Twenty-first-century keyboardists will smile in a superior way at this point. Of course you can transpose the keyboard. Just press the right combination of buttons on your electronic device of choice. Yamahas do it all the time. What a shame those old-time musicians in the 20th Century were limited to playing those heavy, unwieldy, and totally passé acoustic pianos. They even need to be tuned.
To these smug millennials we retort: Irving Berlin (1888-1989) had a transposing mechanical piano. How about them apples? As he would have said. Watch him transpose here.
How does a transposing piano work? A lever (originally a wheel) shifts the whole keyboard right or left. The keys then realign in front of the relevant strings. The pianist doesn't have to know anything about transposing, just pay attention to the key marker over the centre of the keyboard. The 'extra' keys disappear from view into the slots on either side of the piano. Irving Berlin could hear his songs in different keys without figuring out how to play them that way. He called it his 'trick' piano. The first one he bought in 1909 cost $100, second-hand3. Expensive at the time, but worth it.

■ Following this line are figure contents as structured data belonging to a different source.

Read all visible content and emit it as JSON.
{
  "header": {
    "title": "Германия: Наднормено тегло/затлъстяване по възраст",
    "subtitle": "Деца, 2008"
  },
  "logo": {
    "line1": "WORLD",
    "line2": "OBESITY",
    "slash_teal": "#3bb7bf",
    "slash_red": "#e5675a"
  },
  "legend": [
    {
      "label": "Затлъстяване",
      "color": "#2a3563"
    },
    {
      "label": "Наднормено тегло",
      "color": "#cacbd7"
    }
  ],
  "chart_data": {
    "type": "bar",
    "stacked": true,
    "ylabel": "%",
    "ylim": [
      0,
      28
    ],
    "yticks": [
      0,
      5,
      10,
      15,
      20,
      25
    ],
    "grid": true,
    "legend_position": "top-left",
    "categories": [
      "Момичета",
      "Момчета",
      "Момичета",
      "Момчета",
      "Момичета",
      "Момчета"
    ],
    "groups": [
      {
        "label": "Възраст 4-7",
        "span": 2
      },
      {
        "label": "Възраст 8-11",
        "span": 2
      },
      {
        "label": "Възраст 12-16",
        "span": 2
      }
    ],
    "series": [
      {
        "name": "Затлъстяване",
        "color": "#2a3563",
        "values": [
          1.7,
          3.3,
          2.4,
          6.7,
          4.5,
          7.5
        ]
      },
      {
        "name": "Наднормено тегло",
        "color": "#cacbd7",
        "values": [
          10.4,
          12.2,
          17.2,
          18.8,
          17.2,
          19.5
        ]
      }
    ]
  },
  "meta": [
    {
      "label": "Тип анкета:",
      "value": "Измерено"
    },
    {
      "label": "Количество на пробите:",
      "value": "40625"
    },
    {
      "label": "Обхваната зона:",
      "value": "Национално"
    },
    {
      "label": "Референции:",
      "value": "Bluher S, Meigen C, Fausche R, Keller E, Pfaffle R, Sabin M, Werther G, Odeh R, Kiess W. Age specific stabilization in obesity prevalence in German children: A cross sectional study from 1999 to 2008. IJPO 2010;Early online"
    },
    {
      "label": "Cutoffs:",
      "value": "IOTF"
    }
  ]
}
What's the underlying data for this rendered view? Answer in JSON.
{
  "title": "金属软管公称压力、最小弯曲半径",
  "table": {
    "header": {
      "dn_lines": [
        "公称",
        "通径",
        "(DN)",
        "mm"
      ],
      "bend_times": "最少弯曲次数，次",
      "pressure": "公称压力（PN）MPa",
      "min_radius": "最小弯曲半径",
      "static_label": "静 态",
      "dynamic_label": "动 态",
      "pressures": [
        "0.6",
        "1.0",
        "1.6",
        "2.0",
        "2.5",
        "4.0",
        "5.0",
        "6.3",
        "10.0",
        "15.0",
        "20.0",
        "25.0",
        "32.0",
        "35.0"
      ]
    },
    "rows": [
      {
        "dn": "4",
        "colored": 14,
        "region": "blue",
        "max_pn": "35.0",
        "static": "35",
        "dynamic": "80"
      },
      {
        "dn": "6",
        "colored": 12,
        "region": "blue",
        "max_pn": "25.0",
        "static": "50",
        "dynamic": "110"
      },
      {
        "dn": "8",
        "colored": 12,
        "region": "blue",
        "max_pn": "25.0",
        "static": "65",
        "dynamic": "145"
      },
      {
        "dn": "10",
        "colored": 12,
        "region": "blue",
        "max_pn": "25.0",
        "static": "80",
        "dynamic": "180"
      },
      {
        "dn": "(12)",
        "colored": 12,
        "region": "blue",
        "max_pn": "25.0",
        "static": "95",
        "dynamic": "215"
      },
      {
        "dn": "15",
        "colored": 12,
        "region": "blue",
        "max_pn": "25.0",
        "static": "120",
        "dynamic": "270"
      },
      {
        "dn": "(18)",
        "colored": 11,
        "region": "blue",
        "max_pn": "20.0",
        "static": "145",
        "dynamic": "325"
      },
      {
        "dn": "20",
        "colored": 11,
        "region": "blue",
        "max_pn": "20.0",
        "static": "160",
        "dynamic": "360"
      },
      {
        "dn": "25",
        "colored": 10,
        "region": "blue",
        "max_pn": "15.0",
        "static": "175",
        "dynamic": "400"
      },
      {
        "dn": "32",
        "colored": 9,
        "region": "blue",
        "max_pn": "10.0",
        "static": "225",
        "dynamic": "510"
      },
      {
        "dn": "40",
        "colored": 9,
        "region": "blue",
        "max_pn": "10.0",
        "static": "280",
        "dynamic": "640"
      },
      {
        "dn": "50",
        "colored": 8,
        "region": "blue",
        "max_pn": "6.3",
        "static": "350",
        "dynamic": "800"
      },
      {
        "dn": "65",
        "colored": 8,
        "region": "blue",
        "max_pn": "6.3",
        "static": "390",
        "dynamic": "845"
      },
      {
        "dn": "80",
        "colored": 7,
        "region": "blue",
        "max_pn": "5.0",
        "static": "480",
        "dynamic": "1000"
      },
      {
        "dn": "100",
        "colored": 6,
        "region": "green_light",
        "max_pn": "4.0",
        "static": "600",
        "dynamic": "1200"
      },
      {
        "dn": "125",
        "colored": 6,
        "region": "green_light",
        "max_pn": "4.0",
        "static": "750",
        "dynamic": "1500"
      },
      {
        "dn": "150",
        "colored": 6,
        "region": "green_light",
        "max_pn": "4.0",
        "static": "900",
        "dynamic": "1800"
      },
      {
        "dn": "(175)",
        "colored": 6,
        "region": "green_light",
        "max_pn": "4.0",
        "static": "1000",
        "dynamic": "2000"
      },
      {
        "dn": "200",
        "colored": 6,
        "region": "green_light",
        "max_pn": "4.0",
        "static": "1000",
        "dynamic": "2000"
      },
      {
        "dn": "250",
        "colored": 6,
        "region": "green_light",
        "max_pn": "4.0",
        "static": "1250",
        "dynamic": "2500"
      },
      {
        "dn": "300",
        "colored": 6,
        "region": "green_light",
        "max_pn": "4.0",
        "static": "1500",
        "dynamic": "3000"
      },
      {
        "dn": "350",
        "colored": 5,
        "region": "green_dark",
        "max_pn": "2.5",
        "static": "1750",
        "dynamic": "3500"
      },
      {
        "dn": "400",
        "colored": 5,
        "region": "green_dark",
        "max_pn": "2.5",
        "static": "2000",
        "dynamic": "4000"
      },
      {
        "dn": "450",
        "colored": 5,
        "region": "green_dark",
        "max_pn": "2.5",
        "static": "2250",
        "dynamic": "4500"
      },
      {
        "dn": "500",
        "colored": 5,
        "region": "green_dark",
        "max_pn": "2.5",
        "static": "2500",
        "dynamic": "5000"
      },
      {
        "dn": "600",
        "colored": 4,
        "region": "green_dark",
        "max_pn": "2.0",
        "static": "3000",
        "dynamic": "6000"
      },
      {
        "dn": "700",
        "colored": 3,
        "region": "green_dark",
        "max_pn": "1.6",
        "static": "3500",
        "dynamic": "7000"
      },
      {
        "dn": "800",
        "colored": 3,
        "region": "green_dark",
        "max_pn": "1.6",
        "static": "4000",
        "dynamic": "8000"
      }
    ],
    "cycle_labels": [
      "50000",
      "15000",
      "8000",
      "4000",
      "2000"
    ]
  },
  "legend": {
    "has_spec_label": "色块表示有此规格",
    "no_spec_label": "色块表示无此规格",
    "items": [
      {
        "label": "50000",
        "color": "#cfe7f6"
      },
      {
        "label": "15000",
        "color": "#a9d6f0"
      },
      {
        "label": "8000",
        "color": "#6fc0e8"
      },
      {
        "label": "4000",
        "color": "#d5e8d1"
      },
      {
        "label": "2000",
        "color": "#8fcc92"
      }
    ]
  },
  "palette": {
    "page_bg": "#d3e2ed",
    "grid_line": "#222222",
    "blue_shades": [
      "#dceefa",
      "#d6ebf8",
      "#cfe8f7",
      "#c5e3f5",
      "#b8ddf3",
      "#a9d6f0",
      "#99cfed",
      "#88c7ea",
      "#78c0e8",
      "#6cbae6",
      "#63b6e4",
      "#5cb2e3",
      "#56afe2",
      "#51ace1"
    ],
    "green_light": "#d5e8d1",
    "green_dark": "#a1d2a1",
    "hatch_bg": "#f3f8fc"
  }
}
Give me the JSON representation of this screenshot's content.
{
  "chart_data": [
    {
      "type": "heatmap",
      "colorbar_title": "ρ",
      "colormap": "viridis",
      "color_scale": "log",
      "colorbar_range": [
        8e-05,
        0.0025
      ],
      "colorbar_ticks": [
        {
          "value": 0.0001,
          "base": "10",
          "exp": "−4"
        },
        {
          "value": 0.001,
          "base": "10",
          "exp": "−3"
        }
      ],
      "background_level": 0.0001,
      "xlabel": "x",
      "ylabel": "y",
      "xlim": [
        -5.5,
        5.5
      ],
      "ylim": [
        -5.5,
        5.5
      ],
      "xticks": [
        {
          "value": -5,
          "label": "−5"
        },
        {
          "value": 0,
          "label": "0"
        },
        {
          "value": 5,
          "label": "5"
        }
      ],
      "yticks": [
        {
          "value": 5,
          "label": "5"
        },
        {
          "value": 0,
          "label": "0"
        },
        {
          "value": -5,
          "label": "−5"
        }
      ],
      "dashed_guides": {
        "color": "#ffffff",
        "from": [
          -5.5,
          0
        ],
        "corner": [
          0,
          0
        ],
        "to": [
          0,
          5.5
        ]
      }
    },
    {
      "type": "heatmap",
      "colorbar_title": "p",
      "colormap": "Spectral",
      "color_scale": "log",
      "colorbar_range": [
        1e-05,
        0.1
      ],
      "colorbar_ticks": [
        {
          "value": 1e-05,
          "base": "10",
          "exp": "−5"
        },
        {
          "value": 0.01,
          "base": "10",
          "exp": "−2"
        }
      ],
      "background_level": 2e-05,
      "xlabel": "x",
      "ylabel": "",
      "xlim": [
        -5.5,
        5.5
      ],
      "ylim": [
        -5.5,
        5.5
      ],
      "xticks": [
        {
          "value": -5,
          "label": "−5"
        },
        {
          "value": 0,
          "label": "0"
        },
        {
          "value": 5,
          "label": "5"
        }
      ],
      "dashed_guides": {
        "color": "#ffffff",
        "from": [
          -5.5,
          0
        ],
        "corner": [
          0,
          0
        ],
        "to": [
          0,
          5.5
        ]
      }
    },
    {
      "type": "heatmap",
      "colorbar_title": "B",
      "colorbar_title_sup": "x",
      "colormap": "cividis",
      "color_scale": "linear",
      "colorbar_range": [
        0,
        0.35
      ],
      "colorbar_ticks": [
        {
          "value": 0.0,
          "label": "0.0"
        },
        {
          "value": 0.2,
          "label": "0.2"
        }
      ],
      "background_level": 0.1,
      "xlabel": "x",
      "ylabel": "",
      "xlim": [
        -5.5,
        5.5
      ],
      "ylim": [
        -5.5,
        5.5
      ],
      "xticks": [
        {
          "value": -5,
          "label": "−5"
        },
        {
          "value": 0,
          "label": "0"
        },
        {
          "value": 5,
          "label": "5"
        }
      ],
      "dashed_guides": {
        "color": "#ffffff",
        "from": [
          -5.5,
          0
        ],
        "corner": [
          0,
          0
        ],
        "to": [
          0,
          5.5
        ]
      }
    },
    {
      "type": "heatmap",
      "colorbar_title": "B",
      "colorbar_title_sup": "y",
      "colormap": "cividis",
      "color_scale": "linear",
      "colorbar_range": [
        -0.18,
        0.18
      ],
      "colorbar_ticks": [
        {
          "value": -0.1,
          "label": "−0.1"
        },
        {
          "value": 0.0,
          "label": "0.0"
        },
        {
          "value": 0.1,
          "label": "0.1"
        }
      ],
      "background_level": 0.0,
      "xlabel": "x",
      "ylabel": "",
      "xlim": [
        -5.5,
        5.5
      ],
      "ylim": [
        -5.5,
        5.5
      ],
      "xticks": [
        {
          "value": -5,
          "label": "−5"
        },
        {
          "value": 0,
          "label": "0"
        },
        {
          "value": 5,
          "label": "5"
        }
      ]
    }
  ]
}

The transposing piano was invented in the 1890s. A leading producer around the turn of the 20th Century was the Heintzman Company of Toronto, Canada, who advertised their wares with photos of leading opera singers of the day, but whose catalogue also cannily included piano dimensions and wood finish types for the discriminating homeowner. (They weren't alone: a contemporary catalogue by another firm emphasises their pianos' 'durability'.)
Coming up with a mechanical solution to transposition wasn't as farfetched as it might seem at first: the demand was there, from 'ear players' who often worked as accompanists in cinemas. Besides, in among the stately grands and parlour uprights, the piano companies often carried a pianola or two. Pianola? That's a 'player piano' to you. The early 1900s were surprisingly high-tech.
Berlin's transposing pianos were made by Weser Brothers, a family firm in New York City. Can you see this piano? Yes, you can. For free. Just visit the National Museum of American Jewish History (NMAJH) in Philadelphia. They bought it from Calvin Weser, and it's on display in the free-to-the-public 'Only in America' section. Berlin's 1940 Weser is now property of the Smithsonian Institution in Washington, DC.